"E Então a família?"
Era assim todas as vezes que ia à mercearia. O senhor Manuel, já de oitenta anos, conhecia o bairro inteiro, alguns desde criança. Tratava-os pelo primeiro nome, sabia os gostos de cada um, preocupava-se.
"Está tudo bem, graças a Deus. A Marianinha já vai este ano para a escola e o Miguel está no quinto ano."
"Já me tinha esquecido como eles crescem rápido. E o António?"

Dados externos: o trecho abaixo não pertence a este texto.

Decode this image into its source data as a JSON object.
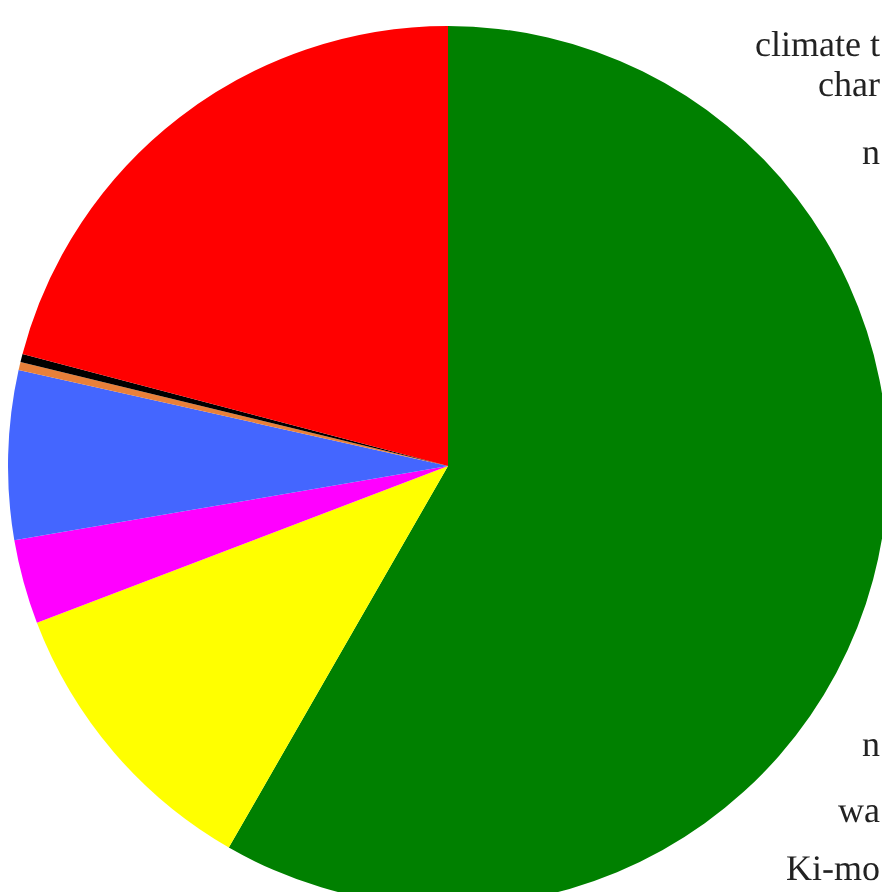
{
  "chart_data": {
    "type": "pie",
    "categories": [
      null,
      null,
      null,
      null,
      null,
      null,
      null
    ],
    "values": [
      58.3,
      10.9,
      3.1,
      6.2,
      0.3,
      0.3,
      20.9
    ],
    "colors": [
      "#008000",
      "#ffff00",
      "#ff00ff",
      "#4466ff",
      "#e8803a",
      "#000000",
      "#ff0000"
    ],
    "annotations": [
      "climate t",
      "char",
      "n",
      "n",
      "wa",
      "Ki-mo"
    ]
  }
}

Ela arrumou as compras apressadamente e, já na porta, murmurou um inaudível "está igual" antes de se despedir. Lá fora chovia. Chovia desesperadamente. Ainda só tinha dado dois passos e já estava encharcada. Correu para o único sítio onde não havia edifícios, onde não havia nada. Largou o saco das compras e chorou até lhe secarem as entranhas, gritou até lhe faltar a voz.
E ali, onde ninguém a podia ouvir, onde as lágrimas se (con)fundiam com a chuva e os gritos eram abafados pela tempestade pensou na Marianinha que não podia mais ver aquilo, no Miguel, cada vez mais revoltado.
Ali, onde ninguém a ouvia, gritou, chorou e pensou no António. Jurou que nunca mais o ia perdoar, que nunca mais ia esconder as marcas de algo que ele justificava com amor. Ali, decidiu que nunca mais o ia proteger, porque por mais desculpas que pedisse, o António ia ser sempre igual.
2 comentários:
Carambas! Mesmo quando o texto mete porrada, sabe bem ler :) carambas!
Uau...
Sempre actual miuda, sempre actual...
Já agora nunca se esqueçam que violencia domestica é um crime publico, nem necessita de queixa.
Ha que denunciar, fechar os olhos é ser negligente.